Whatever way you decide to create affirmations for yourself, remember that we may wish, dream, or hope that others affirm us on our journey, but they are not required. We have to take control of our recovery and affirm ourselves for the loving, caring, perfectly imperfect human beings that we are.

Stay on the path. Your Higher Power is by your side.

Sincerely,




Wednesday, January 29, 2014

Wisdom Wednesday


"My serenity deepens as my acceptance increases."-Anonymous

I have accepted that I am an addict. I have also accepted that I am in recovery. Hiding from truths keeps me from serenity. The more I accept about my reality, the more I can accept love and serenity into my life.


What can you accept today?

Sincerely, 

Tuesday, January 28, 2014

Topic Tuesday: Denial



Denial is not a river in Egypt. Denial is an insidious, often debilitating psychological defense mechanism. When you're in denial, you:
  • Refuse to acknowledge a stressful problem or situation
  • Avoid facing the facts of the situation
  • Minimize the consequences of the situation
Denial is an unconscious process.

When we are talking about addiction issues, denial, can be deadly. I often work with clients that experience denial on various levels. One person may have difficulty accepting that he/she is powerless over alcohol, but is able to see just how meth is killing his/her soul. Another client may believe that his/her codependent patterns and characteristics are manageable and is oblivious to the fact that his/her relationship is over; job has been terminated due to sleeping with the boss for a promotion, and the bank account is empty. Denial!

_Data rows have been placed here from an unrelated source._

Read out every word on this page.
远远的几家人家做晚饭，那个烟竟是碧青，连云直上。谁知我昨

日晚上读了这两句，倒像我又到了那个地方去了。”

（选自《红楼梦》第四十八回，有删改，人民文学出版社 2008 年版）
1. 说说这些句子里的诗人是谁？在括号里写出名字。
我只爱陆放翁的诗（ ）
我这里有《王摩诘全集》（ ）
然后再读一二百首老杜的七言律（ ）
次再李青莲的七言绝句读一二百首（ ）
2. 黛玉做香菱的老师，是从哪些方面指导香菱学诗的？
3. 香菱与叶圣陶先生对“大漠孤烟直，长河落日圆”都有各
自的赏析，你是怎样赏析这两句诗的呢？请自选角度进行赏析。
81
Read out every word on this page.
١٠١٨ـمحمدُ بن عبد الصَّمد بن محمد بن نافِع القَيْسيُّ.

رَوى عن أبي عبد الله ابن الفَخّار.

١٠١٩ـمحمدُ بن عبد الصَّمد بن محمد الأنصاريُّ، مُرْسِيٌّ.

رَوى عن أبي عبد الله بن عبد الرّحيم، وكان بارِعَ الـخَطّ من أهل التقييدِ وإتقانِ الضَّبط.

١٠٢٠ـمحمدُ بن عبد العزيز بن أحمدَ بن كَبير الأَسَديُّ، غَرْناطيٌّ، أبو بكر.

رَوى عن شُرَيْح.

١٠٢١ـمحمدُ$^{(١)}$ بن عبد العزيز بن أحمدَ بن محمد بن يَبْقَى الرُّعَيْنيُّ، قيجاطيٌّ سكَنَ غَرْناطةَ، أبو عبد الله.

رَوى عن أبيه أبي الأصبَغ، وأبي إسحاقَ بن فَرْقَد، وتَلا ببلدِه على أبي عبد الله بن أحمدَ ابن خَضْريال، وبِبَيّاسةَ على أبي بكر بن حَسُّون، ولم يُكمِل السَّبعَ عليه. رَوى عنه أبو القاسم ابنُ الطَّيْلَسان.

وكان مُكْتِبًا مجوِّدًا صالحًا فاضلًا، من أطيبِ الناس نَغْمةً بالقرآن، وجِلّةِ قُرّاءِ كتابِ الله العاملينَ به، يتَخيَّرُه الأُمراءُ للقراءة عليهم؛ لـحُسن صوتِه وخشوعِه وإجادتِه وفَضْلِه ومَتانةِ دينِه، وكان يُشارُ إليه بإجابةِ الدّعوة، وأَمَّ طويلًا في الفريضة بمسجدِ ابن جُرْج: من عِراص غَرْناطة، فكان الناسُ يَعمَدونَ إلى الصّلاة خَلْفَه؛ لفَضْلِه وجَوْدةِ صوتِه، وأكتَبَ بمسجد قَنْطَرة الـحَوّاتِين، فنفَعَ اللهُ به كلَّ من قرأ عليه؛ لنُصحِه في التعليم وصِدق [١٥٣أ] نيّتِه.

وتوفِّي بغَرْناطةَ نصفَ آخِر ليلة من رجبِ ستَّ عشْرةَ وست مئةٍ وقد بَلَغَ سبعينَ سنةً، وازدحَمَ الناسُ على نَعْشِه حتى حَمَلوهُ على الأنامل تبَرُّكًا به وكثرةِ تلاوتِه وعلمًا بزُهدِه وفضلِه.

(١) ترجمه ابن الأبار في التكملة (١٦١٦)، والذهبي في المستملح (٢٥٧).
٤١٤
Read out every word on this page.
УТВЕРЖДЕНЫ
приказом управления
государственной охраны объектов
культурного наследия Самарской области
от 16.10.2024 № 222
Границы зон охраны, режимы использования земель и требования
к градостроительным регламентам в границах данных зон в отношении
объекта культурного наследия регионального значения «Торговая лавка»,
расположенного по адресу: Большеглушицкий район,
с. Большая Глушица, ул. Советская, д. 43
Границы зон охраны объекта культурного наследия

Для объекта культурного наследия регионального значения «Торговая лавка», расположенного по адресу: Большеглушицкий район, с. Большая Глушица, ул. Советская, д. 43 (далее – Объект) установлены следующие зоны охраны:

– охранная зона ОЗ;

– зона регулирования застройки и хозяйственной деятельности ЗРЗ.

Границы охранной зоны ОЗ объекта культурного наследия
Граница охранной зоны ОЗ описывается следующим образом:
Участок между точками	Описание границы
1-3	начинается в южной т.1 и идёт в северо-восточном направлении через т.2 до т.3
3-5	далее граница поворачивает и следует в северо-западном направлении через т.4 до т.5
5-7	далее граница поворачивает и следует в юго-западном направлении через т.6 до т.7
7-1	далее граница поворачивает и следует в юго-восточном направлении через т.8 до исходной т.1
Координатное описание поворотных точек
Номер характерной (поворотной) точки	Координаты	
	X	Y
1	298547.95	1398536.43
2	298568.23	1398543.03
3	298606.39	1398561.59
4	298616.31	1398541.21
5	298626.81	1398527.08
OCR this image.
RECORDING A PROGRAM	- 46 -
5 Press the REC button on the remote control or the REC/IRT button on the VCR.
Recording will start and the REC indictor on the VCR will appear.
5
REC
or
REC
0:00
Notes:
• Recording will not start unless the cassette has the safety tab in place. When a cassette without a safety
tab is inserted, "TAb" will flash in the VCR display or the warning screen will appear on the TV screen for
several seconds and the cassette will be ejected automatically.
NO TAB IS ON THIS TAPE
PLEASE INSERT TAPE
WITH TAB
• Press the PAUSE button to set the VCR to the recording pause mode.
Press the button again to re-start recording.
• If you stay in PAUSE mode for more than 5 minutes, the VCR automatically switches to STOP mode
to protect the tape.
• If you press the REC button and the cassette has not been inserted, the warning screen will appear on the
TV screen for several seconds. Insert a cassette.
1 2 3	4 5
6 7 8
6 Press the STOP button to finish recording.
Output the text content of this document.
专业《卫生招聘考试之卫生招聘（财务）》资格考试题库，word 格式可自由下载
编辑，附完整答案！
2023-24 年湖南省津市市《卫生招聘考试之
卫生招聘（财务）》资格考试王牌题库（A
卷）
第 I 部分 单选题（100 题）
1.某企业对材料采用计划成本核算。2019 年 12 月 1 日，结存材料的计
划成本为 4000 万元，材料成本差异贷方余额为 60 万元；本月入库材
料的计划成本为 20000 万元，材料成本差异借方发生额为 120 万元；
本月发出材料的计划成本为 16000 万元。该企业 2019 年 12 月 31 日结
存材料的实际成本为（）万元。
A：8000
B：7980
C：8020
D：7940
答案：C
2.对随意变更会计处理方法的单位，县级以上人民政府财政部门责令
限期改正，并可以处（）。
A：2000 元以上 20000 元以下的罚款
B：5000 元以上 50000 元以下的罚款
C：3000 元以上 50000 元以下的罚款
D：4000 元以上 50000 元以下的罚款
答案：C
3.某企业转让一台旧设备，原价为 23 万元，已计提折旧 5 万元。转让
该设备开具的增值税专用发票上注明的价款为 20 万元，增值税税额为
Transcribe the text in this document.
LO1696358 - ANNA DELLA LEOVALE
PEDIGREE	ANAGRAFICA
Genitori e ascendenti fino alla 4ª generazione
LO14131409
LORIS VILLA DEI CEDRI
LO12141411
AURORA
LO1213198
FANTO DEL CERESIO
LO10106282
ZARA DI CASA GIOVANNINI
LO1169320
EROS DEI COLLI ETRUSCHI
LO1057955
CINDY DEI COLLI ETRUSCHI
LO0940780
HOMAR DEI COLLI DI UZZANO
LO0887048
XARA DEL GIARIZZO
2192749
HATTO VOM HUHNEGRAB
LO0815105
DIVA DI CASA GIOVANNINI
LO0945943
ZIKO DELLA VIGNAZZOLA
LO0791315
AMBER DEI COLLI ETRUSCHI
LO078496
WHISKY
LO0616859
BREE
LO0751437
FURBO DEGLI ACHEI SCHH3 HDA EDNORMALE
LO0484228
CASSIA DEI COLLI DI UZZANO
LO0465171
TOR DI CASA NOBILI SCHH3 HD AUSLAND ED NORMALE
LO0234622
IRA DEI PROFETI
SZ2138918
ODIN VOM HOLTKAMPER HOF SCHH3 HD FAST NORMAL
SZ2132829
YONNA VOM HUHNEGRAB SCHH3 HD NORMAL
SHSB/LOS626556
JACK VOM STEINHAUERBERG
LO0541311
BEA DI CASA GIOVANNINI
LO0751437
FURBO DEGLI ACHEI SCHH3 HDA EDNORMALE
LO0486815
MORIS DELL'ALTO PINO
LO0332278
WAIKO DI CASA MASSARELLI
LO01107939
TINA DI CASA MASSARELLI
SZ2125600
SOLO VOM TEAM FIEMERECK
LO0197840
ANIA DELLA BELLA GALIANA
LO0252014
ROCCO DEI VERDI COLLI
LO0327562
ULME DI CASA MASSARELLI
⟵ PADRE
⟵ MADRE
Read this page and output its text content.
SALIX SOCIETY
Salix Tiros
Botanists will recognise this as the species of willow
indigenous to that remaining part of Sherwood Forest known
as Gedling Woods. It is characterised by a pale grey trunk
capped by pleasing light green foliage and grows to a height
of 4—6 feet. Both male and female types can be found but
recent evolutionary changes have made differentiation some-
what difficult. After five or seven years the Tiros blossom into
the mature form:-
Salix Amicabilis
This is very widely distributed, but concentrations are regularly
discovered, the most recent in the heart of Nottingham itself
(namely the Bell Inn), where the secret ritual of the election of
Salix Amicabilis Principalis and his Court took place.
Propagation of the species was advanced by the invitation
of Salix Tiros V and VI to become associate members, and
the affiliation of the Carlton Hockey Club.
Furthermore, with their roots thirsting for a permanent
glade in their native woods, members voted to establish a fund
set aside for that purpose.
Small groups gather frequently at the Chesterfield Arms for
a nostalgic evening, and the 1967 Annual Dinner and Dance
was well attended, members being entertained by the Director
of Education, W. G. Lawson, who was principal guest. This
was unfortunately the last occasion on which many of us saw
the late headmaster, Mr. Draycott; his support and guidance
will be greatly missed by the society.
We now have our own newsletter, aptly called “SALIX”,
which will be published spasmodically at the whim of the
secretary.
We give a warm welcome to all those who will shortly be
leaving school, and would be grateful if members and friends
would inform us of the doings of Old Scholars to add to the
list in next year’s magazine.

Don’t let denial keep you from the path of recovery. Get help if you aren’t sure if you are experiencing denial. Most often it takes a leap of faith and a tiny bit of trust to allow a close friend, therapist, or member of a 12 Step program to highlight the denial that you just can’t face. You are not alone. 

Sincerely, 


Monday, January 27, 2014

Step One: The Power of Attending Meetings & Prayer


Battling addictions can be an exhaustive process that can leave you feeling hopeless and scared. The power of the programs of Alcoholics Anonymous, Codependents Anonymous, Sex and Love Addicts Anonymous, etc., provides hope and encouragement.  

Attending meetings may be scary at first, but once you sit down and listen to others share their courage, strength, and hope, you will come to see that you are not alone. Recovery doesn't have to be an isolative process.  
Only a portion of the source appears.